There is Always Something New: A COVID-19 Update
- December 10, 2021
Dear MDIBL Community,
As if the epidemic by itself and the last Delta virus have not been enough, we now have Omicron. This new variant of the virus was first sequenced in South Africa in November and tends to be more contagious than the Delta variant. This by itself is a cause of concern. Although we know that the Delta virus is jumping from one person to the next like a gold medal winner; the new genetic variations of Omicron, especially in the spike region of the virus, makes this variant jump higher and cling more closely to the host cells it finds itself on. In other words, Omicron is more contagious.
As is to be expected, there is a lot of buzz around the new variant. We were already all on high alert about infection and afraid of new variants of the virus, so it is very important to understand what the problem is and what scientific evidence we have about Omicron. Do we have reason to fear the new variant and be alarmed, or is Omicron more of the same with a new name, allowing us to remain calm?
There are two important questions regarding the new Omicron variant:
- Is the course of the disease, that is the clinical symptoms after infections, with Omicron worse, the same, or even less, than after an infection with Delta or other variants?
- How effective are the vaccines against Omicron? Is the vaccination sufficient for this new variant and will the antibody production elicited by the vaccination be high enough and efficient enough to prevent the new variant from infecting the host?
The answers to these questions are not easy to get. First, determining the clinical outcome requires a critical mass of patients to be infected with the Omicron variant so we can build a full understanding. Secondly, to test the efficacy of the antibodies after vaccination we need highly specialized labs and sophisticated methods for reliable analysis.
Fortunately, everybody is working feverishly and we have some of the first answers to the questions above.
- The first reports from South Africa are telling us that the course of the disease with Omicron seems to be less severe. Although there have been more admissions to hospitals, especially in young children, it seems that this reflects more flu-like infections than Omicron infection. Most importantly, no deaths have been reported after an Omicron infection so far. These data are confirmed from other countries and the Centers for Disease Control (CDC) announced two days ago that there is every reason to believe that the new variant is less dangerous than the variants before it. Dr. Anthony Fauci was very calm and reassuring when he gave the press conference.

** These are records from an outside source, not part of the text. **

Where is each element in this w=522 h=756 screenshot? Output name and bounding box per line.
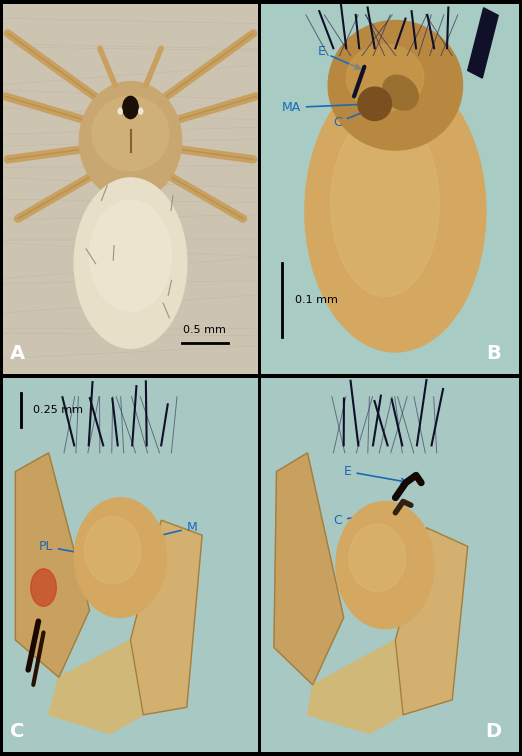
Polygon shape [307, 640, 403, 733]
Ellipse shape [85, 516, 141, 584]
Text: 0.5 mm: 0.5 mm [183, 325, 226, 336]
Ellipse shape [90, 200, 171, 311]
Text: E: E [343, 465, 406, 484]
Ellipse shape [328, 20, 462, 150]
Ellipse shape [74, 178, 187, 349]
Circle shape [123, 97, 138, 119]
Text: MA: MA [282, 101, 370, 114]
Polygon shape [16, 453, 90, 677]
Ellipse shape [349, 524, 406, 591]
Text: PL: PL [39, 540, 100, 558]
Text: D: D [485, 722, 501, 741]
Polygon shape [395, 528, 468, 715]
Text: C: C [334, 508, 401, 527]
Ellipse shape [336, 501, 434, 629]
Text: 0.1 mm: 0.1 mm [294, 295, 337, 305]
Polygon shape [49, 640, 143, 733]
Text: B: B [487, 344, 501, 363]
Ellipse shape [92, 97, 169, 171]
Ellipse shape [79, 82, 182, 200]
Text: E: E [318, 45, 360, 69]
Ellipse shape [74, 497, 167, 618]
Ellipse shape [346, 45, 424, 111]
Polygon shape [130, 520, 202, 715]
Text: 0.25 mm: 0.25 mm [33, 404, 84, 415]
Bar [468, 8, 498, 78]
Circle shape [118, 108, 122, 114]
Ellipse shape [305, 70, 486, 352]
Polygon shape [274, 453, 343, 685]
Circle shape [139, 108, 143, 114]
Circle shape [31, 569, 56, 606]
Ellipse shape [358, 87, 392, 120]
Ellipse shape [331, 111, 440, 296]
Ellipse shape [383, 76, 418, 110]
Text: C: C [10, 722, 25, 741]
Text: C: C [334, 98, 399, 129]
Text: A: A [10, 344, 26, 363]
Text: M: M [150, 521, 197, 539]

- Many laboratories around the world are working frantically on the question of how effectively the antibody is in preventing the Omicron virus from infecting the host. The first reports were alarming. A lab in Frankfurt, Germany reported that the antibodies were not effective at all, and other reports varied between 25 to 50% effectiveness. However, yesterday authorities in this area – the founder of the BioNTech vaccine – had a news conference where Pfizer/BioNTech announced that after the third vaccination there are enough antibodies, and these antibodies are effective in controlling an infection by Omicron. This is very reassuring. It is not only that I believe these scientists as scientists, but they have also resisted the temptation to tell the world that we now need a second vaccine from their company.
As it stands, the data of this week should help keep your anxiety levels from riding too high. The scientific data and press releases have shown that there is a new variant, but it is not any more dangerous and the available vaccines are effective (with the reminder that the results shared by Pfizer/BioNTech were all from patients who were vaccinated three times.) Right now, boosters seem to be everything.
Dr. Fauci cautiously provided us with this ray of hope: We have a highly contagious variant such as Omicron, which has a less dangerous clinical course, could indicate that now we have more benign infections and more people developing an immune response. However, I feel this speculation is far too early, we need to wait and see how the “Omicron affair” develops. In any case, we can be reassured that there is not a new danger on the horizon.
Unfortunately, the epidemic is not over yet. In other words, we need to keep the rules and regulations we have abided by for the last 21 months in place, but we don’t need to panic about the Omicron variant because it does not increase the danger level. Let us hope that more people will develop immunity against the virus. With a little bit of luck in the spring things will be better.